We passed, but didn’t go to, Stony Batter Reserve Park or its WW2 Fort and extensive underground tunnels. Named for the large boulders that litter the slopes, it was built during the Second World War as part of a top-secret defensive shield against German and Japanese attack. Up to three 9.2-inch (234mm) guns were to be installed (capable of hurling 172kg high-explosive shells up to 32km) but only two ever were and they were never used in anger.
The tunnels were open to all when I last visited, sometime in the 1980s, but now you must join a formal tour (which is helping fund their refurbishment). Back then we were walking far underground (tunnels go down over 40m) and heard sounds like some sort of horrific torture being inflicted echoing through the tunnels. Approaching lights resolved into a couple of guys riding mountain bikes with screechy brakes!
Man O’ War Bay
Our destination was Man O’ War Bay, for lunch, but on arrival squeezed through the line of beached boat tenders to have another swim. The calm shallow waters were even warmer than Onetangi but still very refreshing. I’ve only previously been here by boat and, although the carpark was full, judging by the bay and beach I think today most had arrived that way!
In damp bike gear I felt underdressed for the (quite formal looking) Vineyard Restaurant but it was booked out anyway. They had a garden 'container kitchen' doing BBQ food, Burgers & Fries which filled the gap, dining picnic style, in the shade of the trees. A couple of beers helped the rehydration and one of the waiters collecting glasses, a fellow cyclist from South America trapped by COVID travel restrictions, showed us where we could refill our bike bottles. Water sorted for the ride back.
Back via Te Matuka (McLeods) Bay, Ostend & Surfdale
There’s quite a climb out of Man ‘O War Bay which, combined with hauling all that lunch, shocked the legs back into action. Having folks breeze past on ebikes didn’t really help. Thankfully, there wasn’t much traffic on this part of the ride as although the gravel was good it is nice to be free to choose your lines.
The ridge gave spectacular views of Pakatoa (left), Rotoroa, and Ponui (right) Islands.
Once back nearer civilisation we stuck to the more direct roads, through Ostend & Surfdale, heading for the ferry. It wasn’t great riding, as there was a bit of traffic, but some parts did have (painted) bike lanes.
Oneroa drinks and home
Being too late for one sailing, and the gap to the next direct Devonport one, meant time for a drink at Oneroa. Quite a few places were on short hours, or closed, with the reduced COVID visitors and staff. Sol Bar & Cafe was open and had a magnificent view for a relaxing drink. From there it's mostly downhill to the ferry which was a bonus!
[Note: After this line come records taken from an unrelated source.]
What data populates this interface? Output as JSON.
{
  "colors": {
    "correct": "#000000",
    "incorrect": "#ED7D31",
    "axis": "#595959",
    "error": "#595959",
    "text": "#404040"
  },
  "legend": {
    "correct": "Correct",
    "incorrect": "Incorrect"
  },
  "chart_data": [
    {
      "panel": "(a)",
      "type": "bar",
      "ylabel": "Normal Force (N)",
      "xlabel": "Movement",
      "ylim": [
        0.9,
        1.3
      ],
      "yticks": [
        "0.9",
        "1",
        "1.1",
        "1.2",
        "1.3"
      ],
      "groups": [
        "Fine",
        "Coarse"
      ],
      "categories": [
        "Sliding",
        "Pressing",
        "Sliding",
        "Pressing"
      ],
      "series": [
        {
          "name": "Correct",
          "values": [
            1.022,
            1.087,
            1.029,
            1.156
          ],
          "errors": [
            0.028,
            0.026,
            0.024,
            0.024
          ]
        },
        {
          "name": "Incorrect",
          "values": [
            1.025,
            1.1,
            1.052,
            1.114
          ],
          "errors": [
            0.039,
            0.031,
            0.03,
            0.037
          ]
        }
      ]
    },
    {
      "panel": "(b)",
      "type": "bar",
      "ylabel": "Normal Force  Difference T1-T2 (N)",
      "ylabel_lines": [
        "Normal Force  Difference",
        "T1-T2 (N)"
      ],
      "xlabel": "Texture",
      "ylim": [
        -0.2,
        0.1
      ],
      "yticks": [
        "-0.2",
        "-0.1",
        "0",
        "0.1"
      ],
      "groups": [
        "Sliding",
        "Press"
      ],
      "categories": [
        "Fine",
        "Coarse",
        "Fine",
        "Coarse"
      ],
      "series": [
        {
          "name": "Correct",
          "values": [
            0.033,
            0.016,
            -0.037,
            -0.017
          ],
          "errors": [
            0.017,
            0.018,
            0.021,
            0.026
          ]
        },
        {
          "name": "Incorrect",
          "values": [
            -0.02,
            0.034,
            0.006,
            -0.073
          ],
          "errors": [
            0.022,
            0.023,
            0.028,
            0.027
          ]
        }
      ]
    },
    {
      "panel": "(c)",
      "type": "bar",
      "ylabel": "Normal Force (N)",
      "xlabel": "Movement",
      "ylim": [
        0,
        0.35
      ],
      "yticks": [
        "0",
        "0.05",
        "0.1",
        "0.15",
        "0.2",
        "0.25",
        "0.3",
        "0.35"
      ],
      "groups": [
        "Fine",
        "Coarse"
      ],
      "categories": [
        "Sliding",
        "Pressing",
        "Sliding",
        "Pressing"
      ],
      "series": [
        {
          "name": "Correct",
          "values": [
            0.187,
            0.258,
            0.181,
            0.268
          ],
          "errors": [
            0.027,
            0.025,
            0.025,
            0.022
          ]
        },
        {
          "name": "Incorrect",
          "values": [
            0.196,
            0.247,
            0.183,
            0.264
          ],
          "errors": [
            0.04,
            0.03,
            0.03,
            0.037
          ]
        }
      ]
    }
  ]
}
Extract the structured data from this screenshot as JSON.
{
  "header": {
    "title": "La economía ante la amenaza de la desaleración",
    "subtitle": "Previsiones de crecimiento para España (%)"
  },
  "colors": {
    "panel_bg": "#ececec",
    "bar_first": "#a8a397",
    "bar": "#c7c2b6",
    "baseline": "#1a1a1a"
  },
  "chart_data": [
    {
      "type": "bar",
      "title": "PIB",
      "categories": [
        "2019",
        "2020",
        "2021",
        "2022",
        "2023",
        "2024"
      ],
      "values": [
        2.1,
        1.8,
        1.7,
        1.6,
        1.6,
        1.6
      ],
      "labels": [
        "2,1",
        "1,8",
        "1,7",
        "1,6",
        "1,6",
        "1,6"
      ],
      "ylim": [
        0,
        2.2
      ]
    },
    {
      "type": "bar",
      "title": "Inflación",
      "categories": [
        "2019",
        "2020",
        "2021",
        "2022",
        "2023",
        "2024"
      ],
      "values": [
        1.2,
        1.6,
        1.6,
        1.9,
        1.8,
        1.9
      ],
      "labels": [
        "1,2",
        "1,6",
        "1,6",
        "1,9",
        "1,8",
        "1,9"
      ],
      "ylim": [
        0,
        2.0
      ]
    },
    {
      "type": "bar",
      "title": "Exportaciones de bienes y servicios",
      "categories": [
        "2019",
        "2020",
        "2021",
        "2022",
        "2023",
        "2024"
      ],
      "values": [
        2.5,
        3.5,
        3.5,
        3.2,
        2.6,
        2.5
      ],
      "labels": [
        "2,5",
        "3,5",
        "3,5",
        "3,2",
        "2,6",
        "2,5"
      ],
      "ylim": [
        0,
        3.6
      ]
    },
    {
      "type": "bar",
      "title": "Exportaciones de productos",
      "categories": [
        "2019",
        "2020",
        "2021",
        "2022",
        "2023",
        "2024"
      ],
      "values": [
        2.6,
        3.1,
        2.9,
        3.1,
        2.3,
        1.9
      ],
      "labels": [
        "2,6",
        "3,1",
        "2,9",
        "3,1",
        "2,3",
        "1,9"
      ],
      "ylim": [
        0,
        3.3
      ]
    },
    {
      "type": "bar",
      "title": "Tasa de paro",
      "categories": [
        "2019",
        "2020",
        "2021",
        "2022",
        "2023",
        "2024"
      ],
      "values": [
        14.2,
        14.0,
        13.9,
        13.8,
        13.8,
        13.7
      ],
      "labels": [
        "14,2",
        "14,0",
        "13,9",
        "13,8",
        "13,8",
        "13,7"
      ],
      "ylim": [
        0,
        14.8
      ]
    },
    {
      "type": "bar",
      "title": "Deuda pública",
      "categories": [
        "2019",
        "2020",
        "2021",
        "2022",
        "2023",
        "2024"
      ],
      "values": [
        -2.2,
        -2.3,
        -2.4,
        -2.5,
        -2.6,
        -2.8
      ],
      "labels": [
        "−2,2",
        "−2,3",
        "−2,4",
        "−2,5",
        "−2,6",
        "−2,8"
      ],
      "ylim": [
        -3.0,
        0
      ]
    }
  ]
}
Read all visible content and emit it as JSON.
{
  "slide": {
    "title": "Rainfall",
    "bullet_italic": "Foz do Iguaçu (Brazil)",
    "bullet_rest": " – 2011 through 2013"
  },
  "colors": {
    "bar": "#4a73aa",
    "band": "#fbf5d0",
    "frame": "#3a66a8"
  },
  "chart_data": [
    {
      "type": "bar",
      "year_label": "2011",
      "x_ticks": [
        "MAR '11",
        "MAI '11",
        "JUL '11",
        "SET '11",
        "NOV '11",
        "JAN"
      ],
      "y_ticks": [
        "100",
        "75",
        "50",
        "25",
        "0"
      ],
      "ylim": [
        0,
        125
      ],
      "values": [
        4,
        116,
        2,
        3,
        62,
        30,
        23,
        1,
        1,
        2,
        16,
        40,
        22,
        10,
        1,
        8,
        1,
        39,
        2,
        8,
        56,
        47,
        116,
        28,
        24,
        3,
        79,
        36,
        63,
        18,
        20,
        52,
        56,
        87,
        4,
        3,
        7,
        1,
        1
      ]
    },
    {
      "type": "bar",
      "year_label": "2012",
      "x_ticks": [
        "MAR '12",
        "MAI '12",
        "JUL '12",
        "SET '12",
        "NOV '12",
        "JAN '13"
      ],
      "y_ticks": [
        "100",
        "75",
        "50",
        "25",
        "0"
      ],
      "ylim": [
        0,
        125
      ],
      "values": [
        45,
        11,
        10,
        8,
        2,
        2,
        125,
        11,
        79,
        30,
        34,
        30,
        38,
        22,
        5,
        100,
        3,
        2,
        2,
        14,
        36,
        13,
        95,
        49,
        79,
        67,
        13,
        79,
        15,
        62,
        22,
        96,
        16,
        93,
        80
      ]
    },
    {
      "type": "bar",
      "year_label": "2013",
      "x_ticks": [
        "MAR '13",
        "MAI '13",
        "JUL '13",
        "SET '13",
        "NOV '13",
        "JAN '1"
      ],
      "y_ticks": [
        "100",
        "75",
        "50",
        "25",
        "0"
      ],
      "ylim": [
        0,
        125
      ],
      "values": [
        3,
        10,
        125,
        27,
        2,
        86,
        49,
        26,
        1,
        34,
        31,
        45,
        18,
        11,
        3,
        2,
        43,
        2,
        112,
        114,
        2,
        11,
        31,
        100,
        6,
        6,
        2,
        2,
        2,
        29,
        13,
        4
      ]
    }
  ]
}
After a bit of 'ducks in the sea' watching, always looks a bit odd, it was on to the ferry for an uneventful trip home.
Disembarking at Devonport was aggravated by having to carry our bikes down the extra steep steps from top to bottom deck (what the?) before getting off the boat, thanks Fullers 360!
It was a superb, if demanding, day but I was glad to chuck the bike in the car and drive home. It would have been a long evening cycle home from the city.